However, most of the properties are now in the 0.6-0.8% range.
For example, you can get a 3 bed/2 bath SFH in a decent neighborhood for about 270-300k that can generate a rent of about 2000-2300/m.
Thanks
Mohammad Parwez
336-999-9086
https://mohammadrealtor.com
People really invest 300k to make less then 6% net? WOW, I really am spoiled.
I have some who invest for negative cash-flow. They don't care about the cash-flow, The write-off's are profitable and there looking at the out-sized equitable gains.
Different persons, different situations, different benefits.
Wow, interesting, thanks
Example. One is a tech engineer, running a team. Clears in 400's. Tax's hit him hard, real hard. First fed, than state. So for him, paper losses are good. At worst, it's deciding who get's that $ that he won't see regardless, at best it can notch him down a tax bracket.

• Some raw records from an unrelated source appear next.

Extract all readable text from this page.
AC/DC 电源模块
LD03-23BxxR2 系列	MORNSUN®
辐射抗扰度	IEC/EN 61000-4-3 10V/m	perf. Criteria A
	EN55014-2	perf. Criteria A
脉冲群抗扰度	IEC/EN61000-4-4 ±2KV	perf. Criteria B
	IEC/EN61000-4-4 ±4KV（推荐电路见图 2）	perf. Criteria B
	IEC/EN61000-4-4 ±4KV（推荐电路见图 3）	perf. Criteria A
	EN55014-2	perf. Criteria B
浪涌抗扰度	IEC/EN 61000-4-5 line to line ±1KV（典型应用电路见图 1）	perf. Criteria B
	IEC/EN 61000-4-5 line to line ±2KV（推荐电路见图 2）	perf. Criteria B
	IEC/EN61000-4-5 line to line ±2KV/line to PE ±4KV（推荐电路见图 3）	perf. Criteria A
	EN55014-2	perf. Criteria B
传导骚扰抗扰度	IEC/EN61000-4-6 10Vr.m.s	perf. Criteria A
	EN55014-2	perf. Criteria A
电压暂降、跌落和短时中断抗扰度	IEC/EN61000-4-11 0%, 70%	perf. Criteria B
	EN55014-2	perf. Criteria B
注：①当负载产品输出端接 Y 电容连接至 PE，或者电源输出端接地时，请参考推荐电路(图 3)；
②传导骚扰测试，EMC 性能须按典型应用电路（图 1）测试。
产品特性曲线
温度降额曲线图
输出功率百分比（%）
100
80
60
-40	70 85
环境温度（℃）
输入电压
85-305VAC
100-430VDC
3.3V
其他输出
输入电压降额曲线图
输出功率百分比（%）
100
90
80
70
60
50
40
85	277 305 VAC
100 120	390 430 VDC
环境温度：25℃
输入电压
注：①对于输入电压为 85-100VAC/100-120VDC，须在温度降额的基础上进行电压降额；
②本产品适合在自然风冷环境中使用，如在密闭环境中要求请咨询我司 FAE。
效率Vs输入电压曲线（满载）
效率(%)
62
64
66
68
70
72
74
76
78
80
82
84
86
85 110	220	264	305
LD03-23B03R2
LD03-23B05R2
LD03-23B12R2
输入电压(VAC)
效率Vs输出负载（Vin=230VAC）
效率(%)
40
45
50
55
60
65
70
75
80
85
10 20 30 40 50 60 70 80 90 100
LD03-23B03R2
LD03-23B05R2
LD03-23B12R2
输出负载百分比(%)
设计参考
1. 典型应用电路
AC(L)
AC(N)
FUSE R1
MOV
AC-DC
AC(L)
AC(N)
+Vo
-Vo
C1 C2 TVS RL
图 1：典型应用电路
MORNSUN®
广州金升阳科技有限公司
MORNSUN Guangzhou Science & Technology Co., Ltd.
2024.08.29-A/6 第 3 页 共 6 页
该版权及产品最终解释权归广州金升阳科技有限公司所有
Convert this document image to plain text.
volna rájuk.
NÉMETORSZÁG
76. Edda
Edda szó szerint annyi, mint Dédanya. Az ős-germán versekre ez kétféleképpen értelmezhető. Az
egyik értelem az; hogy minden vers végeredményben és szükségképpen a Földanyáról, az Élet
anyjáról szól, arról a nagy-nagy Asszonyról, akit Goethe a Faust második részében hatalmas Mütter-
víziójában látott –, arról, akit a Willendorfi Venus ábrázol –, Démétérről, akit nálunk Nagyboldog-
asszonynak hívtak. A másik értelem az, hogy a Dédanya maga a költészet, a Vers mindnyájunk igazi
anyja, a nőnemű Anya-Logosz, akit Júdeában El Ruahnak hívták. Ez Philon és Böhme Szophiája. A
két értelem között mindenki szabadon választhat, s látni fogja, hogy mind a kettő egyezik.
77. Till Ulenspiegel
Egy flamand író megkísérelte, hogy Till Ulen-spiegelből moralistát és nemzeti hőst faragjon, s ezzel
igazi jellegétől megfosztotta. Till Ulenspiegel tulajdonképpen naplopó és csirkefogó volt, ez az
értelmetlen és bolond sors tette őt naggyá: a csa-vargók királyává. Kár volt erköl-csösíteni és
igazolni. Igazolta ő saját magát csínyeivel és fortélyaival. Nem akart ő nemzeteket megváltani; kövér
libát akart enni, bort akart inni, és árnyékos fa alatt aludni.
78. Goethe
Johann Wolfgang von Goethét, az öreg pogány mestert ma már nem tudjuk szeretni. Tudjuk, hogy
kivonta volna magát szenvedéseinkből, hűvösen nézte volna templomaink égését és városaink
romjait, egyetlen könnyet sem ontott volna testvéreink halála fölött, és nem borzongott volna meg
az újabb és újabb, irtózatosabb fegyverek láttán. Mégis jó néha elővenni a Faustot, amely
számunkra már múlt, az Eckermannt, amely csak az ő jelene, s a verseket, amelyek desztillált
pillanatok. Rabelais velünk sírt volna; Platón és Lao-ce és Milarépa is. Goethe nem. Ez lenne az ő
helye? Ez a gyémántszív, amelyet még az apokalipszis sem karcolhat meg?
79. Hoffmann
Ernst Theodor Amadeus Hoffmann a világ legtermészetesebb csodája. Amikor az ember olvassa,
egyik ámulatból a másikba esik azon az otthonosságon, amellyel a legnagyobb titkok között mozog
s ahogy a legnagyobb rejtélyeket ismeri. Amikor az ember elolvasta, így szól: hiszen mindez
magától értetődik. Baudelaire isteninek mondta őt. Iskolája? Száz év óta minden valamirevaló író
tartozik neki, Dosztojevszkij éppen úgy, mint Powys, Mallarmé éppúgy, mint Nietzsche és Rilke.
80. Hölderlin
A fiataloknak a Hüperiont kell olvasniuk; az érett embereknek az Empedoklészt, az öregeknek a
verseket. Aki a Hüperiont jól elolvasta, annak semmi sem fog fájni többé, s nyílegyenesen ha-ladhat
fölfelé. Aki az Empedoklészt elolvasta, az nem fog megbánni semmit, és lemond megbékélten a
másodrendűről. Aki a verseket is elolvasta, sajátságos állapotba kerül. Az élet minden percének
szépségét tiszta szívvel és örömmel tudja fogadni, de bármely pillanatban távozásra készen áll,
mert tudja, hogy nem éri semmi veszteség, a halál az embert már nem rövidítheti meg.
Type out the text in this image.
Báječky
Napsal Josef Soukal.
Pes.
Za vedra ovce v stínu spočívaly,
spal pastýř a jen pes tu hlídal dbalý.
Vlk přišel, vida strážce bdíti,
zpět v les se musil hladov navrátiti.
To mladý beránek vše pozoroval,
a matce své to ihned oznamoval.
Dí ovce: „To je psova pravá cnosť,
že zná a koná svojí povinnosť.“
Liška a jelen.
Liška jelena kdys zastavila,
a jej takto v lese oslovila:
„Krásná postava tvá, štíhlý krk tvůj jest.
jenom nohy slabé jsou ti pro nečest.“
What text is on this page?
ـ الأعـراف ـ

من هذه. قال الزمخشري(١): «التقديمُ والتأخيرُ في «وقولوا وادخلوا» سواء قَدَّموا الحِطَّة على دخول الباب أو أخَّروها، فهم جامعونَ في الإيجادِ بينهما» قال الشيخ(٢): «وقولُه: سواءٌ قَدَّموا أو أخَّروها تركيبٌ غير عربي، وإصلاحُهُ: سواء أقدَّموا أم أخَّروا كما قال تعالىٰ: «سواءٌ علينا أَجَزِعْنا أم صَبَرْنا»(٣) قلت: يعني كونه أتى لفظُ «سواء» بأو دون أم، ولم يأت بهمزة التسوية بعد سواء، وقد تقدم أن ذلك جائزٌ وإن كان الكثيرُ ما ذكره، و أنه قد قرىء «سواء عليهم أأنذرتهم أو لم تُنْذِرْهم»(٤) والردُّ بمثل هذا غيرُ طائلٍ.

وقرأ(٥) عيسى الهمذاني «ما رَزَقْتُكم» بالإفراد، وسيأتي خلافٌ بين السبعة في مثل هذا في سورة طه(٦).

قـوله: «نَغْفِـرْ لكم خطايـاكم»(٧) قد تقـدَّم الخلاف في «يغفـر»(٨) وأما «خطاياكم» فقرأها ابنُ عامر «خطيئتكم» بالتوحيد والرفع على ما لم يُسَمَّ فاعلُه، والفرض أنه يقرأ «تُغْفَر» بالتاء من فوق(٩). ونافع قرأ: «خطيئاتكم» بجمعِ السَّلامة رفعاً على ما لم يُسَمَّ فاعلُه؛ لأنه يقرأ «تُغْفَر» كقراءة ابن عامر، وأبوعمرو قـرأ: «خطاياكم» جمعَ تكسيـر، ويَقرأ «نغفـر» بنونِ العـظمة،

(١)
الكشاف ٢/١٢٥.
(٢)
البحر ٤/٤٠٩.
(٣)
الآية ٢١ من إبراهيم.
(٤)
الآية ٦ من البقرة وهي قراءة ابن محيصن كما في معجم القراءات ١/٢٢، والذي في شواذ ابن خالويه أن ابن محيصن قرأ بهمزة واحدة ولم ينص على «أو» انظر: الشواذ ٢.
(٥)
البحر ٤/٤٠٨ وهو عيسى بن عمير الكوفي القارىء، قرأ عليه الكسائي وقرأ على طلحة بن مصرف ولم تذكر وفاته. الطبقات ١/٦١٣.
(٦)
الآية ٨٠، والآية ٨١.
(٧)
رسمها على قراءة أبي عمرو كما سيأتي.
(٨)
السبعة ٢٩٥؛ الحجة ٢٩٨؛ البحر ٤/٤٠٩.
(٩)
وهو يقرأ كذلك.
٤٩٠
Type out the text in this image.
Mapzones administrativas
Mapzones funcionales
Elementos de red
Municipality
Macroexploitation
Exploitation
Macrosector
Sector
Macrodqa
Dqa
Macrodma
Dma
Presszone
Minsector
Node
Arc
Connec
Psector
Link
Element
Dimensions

So sticks to path of progress, real top shelf A quality properties. With plan to liquidate around yr 5-7, 1031 those gains to pyramid the equity growth.
Acquires a new one via capital injection annually, and with the pyramiding, after 20yrs of this will be siting on a nice holdings that is planned to fund kids university tuitions via rents at that time, which around yr17 we will start deploying into assets with more of that cash-flow focus.
Playing the long game, it's not for those chasing rainbows, definently for the LT planned methodical focus.
Also, add in depreciation benefits also, those add up fast.
And to any wondering, no, I don't loose a wink of sleep over using legal tax strategies. yes, I think those who can utilize it have earned it and don't owe a thing to anyone else. When politicians stop becoming multi-millionaires via civil service jobs than I will start to give a dang. Or, how about they get paid the median income for the areas they represent.
How are you filtering opportunities down to a manageable list if the 1% rule isn’t cutting it?